A legendary Khan On founded the Sibir Khanate . The submission of the Khanty and Mansi is attributed to him and was slain by a certain Bek Genghi.

His son Tajbugha became the namesake of the clan, which fought with the Scheibanids for rule in the khanate for a long time .

After the Taibugids under Mamuk (also Mahmet ) had defeated the Scheibanids under Ibaq around 1495, they moved the capital of the Khanate from Chingi -Tura to Kaschlyk (also Isker or Sibir).
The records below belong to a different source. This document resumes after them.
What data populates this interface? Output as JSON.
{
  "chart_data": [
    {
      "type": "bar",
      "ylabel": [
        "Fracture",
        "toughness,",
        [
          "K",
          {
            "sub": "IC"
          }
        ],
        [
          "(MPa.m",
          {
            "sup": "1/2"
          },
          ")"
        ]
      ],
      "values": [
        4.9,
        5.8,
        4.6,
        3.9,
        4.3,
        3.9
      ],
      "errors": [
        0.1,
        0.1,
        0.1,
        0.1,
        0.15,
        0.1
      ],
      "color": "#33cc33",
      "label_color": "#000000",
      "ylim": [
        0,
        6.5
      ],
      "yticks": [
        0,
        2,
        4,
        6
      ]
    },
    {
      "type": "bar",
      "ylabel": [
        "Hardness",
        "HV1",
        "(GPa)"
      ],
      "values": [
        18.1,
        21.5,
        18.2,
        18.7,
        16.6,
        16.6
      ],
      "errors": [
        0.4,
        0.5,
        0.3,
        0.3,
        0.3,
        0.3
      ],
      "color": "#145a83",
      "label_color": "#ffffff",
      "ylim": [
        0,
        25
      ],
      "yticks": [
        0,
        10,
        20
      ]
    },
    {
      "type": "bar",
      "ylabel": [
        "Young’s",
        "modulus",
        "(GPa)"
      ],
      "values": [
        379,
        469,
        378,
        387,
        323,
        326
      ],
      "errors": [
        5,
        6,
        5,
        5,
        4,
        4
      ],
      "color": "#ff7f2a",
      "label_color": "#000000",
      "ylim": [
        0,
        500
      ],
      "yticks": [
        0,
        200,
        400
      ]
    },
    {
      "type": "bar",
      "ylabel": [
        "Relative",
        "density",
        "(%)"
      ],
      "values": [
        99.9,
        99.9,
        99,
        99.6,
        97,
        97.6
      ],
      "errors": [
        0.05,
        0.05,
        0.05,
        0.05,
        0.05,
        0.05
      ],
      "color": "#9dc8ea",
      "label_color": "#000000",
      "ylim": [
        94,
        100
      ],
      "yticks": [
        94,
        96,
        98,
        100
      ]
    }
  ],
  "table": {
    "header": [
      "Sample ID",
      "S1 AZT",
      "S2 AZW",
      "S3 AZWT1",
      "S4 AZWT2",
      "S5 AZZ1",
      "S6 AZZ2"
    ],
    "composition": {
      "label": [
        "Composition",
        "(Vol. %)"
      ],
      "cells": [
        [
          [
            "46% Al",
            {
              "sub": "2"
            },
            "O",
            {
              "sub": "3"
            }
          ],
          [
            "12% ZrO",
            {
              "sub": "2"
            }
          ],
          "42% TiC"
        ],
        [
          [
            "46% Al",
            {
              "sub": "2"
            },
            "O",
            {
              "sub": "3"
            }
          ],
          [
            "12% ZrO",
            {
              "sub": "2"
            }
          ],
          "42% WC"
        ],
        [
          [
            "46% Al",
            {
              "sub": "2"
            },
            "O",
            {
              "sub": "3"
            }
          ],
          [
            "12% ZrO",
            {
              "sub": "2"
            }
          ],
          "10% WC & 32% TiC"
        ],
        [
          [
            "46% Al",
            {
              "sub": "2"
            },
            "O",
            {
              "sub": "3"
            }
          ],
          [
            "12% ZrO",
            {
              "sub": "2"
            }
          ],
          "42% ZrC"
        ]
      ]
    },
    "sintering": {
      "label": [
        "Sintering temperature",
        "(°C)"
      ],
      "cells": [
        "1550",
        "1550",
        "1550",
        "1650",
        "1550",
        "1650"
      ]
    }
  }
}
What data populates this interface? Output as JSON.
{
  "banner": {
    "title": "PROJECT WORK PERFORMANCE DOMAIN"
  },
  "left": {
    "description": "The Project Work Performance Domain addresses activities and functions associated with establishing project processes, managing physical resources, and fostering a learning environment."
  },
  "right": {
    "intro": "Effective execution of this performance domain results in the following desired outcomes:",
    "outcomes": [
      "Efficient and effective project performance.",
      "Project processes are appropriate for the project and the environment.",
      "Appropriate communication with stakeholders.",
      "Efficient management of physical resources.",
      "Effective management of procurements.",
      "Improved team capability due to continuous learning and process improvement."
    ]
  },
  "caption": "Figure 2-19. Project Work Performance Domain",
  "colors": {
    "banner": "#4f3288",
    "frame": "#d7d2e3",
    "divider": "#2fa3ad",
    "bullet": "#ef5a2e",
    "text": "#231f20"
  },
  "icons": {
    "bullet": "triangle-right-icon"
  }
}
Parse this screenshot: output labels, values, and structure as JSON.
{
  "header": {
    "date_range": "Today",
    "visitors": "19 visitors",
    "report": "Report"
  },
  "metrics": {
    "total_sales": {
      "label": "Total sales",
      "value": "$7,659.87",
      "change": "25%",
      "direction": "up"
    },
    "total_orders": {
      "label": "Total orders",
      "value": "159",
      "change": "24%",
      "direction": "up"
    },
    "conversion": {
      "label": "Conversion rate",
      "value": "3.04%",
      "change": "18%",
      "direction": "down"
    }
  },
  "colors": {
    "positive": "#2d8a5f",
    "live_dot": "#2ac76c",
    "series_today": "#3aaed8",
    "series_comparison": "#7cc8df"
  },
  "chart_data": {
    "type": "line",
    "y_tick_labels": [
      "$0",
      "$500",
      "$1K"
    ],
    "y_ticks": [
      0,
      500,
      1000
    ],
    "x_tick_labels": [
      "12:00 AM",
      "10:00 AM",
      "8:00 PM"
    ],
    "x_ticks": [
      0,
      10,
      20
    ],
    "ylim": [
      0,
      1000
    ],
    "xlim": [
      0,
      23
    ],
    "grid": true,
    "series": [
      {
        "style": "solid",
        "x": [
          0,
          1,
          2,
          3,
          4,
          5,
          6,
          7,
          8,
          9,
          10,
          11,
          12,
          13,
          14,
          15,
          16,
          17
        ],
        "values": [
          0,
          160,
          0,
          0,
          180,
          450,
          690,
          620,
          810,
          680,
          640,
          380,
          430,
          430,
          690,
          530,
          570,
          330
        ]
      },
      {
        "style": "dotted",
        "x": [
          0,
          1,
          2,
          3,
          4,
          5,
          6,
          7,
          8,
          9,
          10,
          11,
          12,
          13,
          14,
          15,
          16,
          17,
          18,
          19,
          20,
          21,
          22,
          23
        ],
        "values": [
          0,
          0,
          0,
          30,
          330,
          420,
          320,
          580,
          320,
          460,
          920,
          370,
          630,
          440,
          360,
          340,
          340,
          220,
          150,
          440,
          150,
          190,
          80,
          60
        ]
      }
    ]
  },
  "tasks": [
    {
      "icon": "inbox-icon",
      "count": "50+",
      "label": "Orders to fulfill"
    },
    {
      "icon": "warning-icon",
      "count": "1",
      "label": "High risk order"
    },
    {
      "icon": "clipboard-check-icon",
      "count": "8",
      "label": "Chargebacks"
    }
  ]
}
Mamuk also interfered in 1496 in the throne dispute in the Kazan Khanate .

The Taibugide Yadigar (also Ediger ) paid tribute to the tsarist empire from around 1557 . In 1563 he was defeated by Scheibanide Kütschüm Khan after a conflict lasting several years.

In the final phase of the conquest of the Siberian Khanate by the Russians from 1581, Said Akhmat, Kütschüm's Taibugid opponent, returned to the Khanate in 1583 and again gathered a number of supporters around him.

Representative

  • On (legendary)
  • Tajbugha, son of On
  • Hoja (son of Tajbugha)
  • Mar (son of Hojas, killed by the Scheibandid Ibaq)
    • Obder (son of Mar)
  • Mamuk and Yabolak (sons of Obder) around 1500
  • Qasim and Aguis (sons of Yabolak)
  • Yadigar and Bekbulat (sons of Qasim?) Approx. 1530–1563
    • Seidaq (or Said Akhmat, son of Bekbulat), heir to the throne around 1584/8

Individual evidence

  1. Howorth, History of the Mongols , p. 1062 describes him as a legend, which cannot be dismissed out of hand due to the similarity of the name with the Keraitenfürsten Toghril or Ong-Khan († 1203) ( defeated by Genghis Khan) . Sarkisyanz, Die orientalischen Völker Russlands , p. 286, also considers it legendary, but dates it to around 1450.